Over the years, the airlines, with their large fleets, multiple city pairs and integrated schedules, learned how to minimize the losses from their movement of empty seats. But for the business jet charter segment, with its small fleets and paper-thin profit margins, deadheading has often represented a money-losing curse. “The whole thing has a lot of history – empty legs have been around as long as charter has,” Jim Betlyon, president and owner of the CharterX Web site, observed. “We started listing them over 10 years ago, which has had some impact on the syndrome being elevated. . . .” Betlyon noted that today, charter operators “fly around at 32-percent empty.”
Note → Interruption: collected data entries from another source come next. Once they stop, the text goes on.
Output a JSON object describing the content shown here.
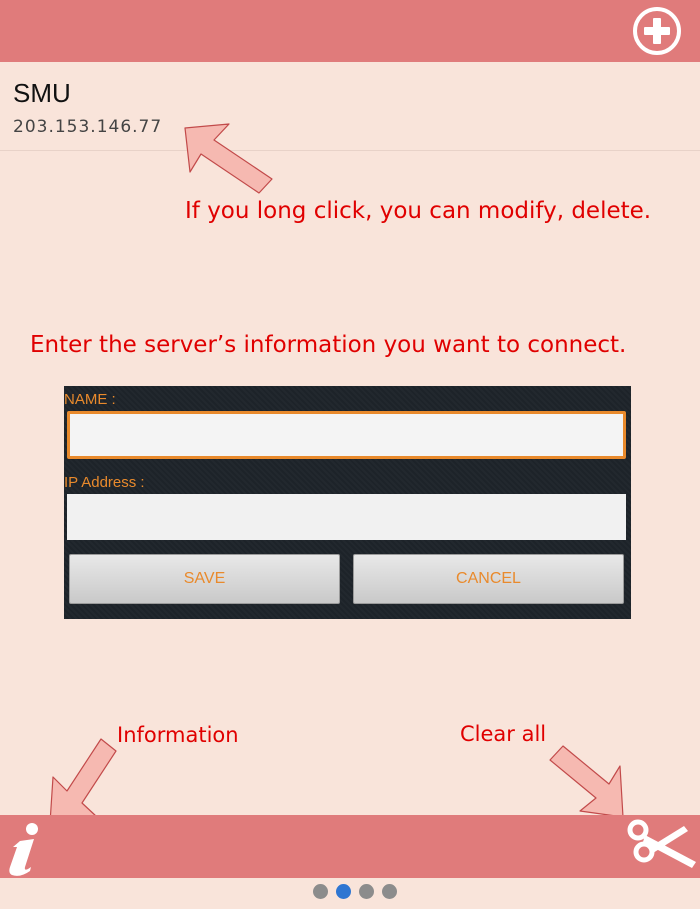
{
  "header": {
    "add_icon": "plus-circle-icon"
  },
  "server": {
    "name": "SMU",
    "ip": "203.153.146.77"
  },
  "notes": {
    "long_click": "If you long click, you can modify, delete.",
    "enter_info": "Enter the server’s information you want to connect.",
    "information": "Information",
    "clear_all": "Clear all"
  },
  "dialog": {
    "name_label": "NAME :",
    "ip_label": "IP Address :",
    "name_value": "",
    "ip_value": "",
    "save_label": "SAVE",
    "cancel_label": "CANCEL"
  },
  "footer": {
    "info_icon": "info-icon",
    "clear_icon": "scissors-icon",
    "page_count": 4,
    "active_page": 2
  },
  "colors": {
    "bar": "#e07b7b",
    "background": "#f9e4da",
    "annotation": "#e00000",
    "dialog_accent": "#e98a2c",
    "active_dot": "#2f76d2"
  }
}
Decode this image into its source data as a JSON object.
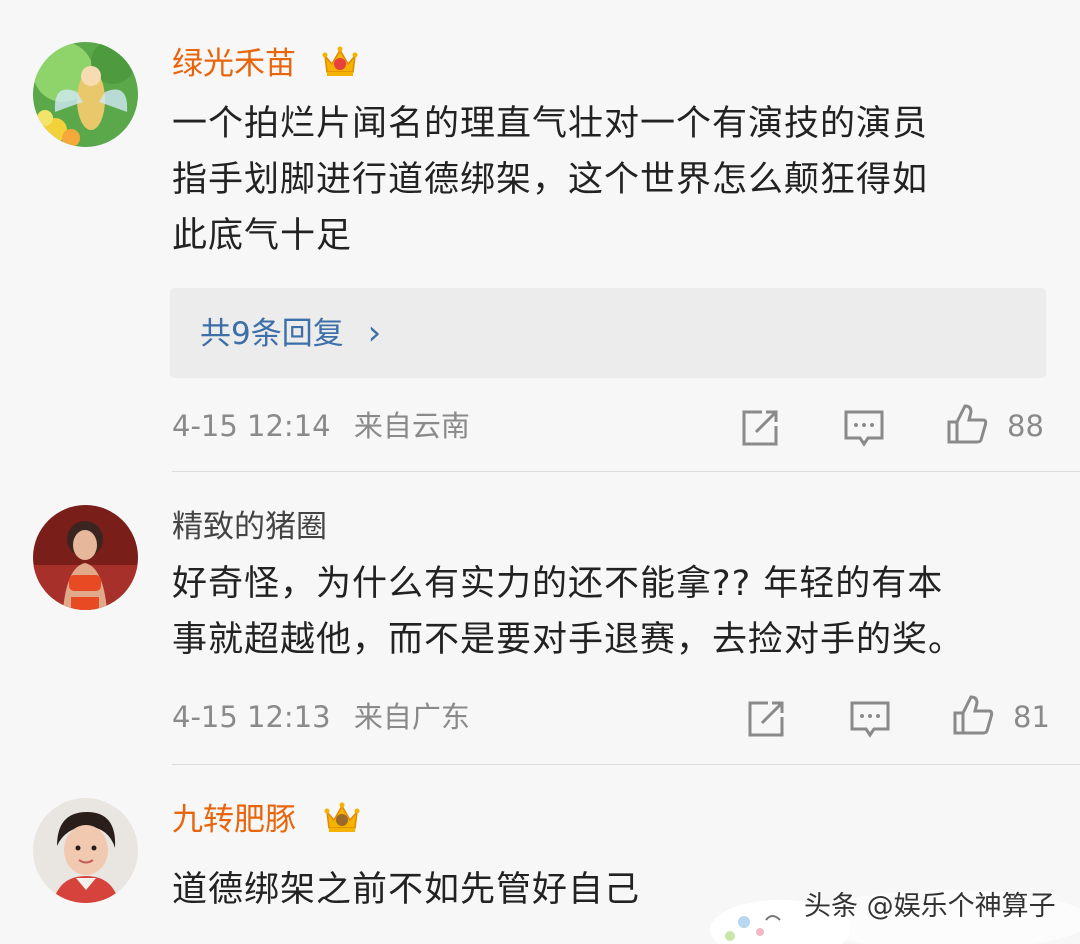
{
  "comments": [
    {
      "username": "绿光禾苗",
      "vip": true,
      "text_lines": [
        "一个拍烂片闻名的理直气壮对一个有演技的演员",
        "指手划脚进行道德绑架，这个世界怎么颠狂得如",
        "此底气十足"
      ],
      "replies_label": "共9条回复",
      "replies_chevron": "›",
      "date": "4-15 12:14",
      "location": "来自云南",
      "likes": "88"
    },
    {
      "username": "精致的猪圈",
      "vip": false,
      "text_lines": [
        "好奇怪，为什么有实力的还不能拿?? 年轻的有本",
        "事就超越他，而不是要对手退赛，去捡对手的奖。"
      ],
      "date": "4-15 12:13",
      "location": "来自广东",
      "likes": "81"
    },
    {
      "username": "九转肥豚",
      "vip": true,
      "text_lines": [
        "道德绑架之前不如先管好自己"
      ]
    }
  ],
  "watermark": {
    "text": "头条 @娱乐个神算子"
  },
  "icons": {
    "vip": "crown-icon",
    "repost": "repost-icon",
    "comment": "comment-icon",
    "like": "thumbs-up-icon"
  },
  "colors": {
    "vip_name": "#e8650c",
    "plain_name": "#444444",
    "reply_link": "#3d6fa8",
    "meta": "#8a8a8a",
    "background": "#f7f7f7"
  }
}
Traditionally, when their customers have needed to travel only one way, FAR Part 135 operators have attempted to cover their empty-leg expenses by convincing clients to purchase round-trips – or at least pay for a percentage of the return leg in order to get the aircraft back to home base in a timely fashion. And if an operator were miraculously able to sell the open leg to another customer, this was gravy. (To foster return business or simply promote good will to a frequent user, some operators might offer to share a percentage of the profit generated by selling the empty leg with the outbound customer or the broker that arranged the charter.) But until relatively recently, finding someone to purchase the dead leg was open to the vicissitudes of fortune, or simply being at the right place at the right time to pick up an ad hoc fare.